The bill drew a sharp reaction from law enforcement circles. Prosecutors contended the bill would provide gritty details about criminal cases that the media would sensationalize.
Riley County Attorney Barry Wilkerson said the bill does more more to help the media than to help individuals.
“It’s not going to be the public that’s going to rush to the courthouse to get an affidavit. It’s going to be the media,” Wilkerson said. “There’s not going to be any checks and balances on the government.”
Some of those opposing the bill said keeping the records closed is essential to protecting the rights of the accused and to keep publicity from influencing a jury.
They also stressed that the records might contain sensitive information about victims, confidential sources or investigative techniques that might be compromised.
Johnson County District Attorney Steve Howe said information in a probable-cause statement eventually comes out as the investigation evolves.
“It’s more about the timing in many of these instances,” Howe said, “not necessarily that the information isn’t provided.”

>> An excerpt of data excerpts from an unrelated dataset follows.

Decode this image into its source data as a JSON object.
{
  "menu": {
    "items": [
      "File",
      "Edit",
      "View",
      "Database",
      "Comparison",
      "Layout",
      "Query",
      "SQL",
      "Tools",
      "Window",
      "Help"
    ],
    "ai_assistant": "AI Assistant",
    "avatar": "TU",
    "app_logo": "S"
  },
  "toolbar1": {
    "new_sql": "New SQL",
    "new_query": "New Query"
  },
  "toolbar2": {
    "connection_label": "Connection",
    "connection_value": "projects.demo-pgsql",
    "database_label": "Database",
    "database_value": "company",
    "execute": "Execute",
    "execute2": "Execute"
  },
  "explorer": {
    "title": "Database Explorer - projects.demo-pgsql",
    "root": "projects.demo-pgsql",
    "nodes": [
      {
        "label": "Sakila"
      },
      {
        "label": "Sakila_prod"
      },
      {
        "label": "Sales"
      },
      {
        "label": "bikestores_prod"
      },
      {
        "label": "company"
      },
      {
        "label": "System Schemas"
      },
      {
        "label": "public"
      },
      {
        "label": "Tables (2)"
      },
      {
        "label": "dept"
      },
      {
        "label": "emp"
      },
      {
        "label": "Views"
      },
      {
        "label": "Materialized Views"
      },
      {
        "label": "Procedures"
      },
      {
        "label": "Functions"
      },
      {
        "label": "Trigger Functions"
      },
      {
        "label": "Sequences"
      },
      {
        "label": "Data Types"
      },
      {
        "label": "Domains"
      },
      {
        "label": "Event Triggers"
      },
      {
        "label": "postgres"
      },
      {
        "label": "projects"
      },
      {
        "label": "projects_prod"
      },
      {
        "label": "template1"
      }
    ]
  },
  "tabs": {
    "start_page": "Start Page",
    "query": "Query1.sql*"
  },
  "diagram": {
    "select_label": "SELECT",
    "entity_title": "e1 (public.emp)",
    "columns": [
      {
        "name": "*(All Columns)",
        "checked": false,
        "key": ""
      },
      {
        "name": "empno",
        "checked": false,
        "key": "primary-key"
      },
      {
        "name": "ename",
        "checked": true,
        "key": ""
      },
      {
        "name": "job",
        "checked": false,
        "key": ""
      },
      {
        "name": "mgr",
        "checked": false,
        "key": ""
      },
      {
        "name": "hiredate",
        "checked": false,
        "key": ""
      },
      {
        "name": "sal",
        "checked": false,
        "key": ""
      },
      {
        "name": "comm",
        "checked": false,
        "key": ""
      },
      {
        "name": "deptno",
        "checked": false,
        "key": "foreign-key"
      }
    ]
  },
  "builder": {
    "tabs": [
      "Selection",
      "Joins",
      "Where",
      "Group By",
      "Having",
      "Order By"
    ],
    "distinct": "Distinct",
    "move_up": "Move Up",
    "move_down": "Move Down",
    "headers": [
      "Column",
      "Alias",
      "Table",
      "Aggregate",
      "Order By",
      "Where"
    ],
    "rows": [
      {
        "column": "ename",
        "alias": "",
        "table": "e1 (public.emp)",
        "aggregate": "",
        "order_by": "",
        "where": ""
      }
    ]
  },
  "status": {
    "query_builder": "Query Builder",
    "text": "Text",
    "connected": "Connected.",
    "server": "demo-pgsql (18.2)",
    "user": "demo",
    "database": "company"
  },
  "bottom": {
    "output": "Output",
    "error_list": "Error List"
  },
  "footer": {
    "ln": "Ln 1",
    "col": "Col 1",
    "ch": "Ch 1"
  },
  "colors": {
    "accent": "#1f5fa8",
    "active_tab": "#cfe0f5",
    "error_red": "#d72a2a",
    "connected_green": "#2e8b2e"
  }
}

The Hartes wanted the affidavit in their case to explain why Johnson County sheriff’s deputies searched their home after they bought indoor gardening supplies from a hydroponics shop. Police had been watching the store looking for people buying equipment for growing marijuana.
Similar bills opening up the affidavits have been considered in the past. But open-records advocates say the Hartes’ case may provide a stronger case for more transparency.
The Kansas open-records law gives law enforcement broad latitude for closing investigative records, experts in Kansas media law said.
It’s very difficult to get records “unless the cops want you to have it, then all of sudden the walls come down and the cops are literally knocking at your door wanting publicity,” said Kansas City media attorney Bernie Rhodes.
Media law experts point to a pair of high-profile quadruple murder cases last year — one in Franklin County and another in Parsons, Kan. — as evidence that law enforcement is more aggressively closing off access to records.
Without the probable-cause statements, few details are available about either case. That, critics said, makes it difficult for the public to hold law enforcement accountable.
In Parsons, the local newspaper publisher still doesn’t know many of the facts of the case, including how the people died and what relationship the suspect had to the victims.
Parsons Sun Publisher Peter Cook called the state’s open-records law “pretty darn weak” because law enforcement can keep documents sealed if there is a continuing investigation.
In the Franklin County case, there was initially an effort by prosecutors to close an evidence hearing that was later dropped. There are now motions under seal for admitting a statement, DNA testing and a subpoena for business records.
News media groups say opening law enforcement documents will keep public officials more accountable.
“We have seen a growing tendency in recent years to automatically close off information about murders that the public has a right to know,” Kansas Press Association executive director Doug Anstaett said in an email.
“How can we possibly judge whether law enforcement and the courts are doing their job,” he said, “if we have no access to the information that would help us form that opinion?”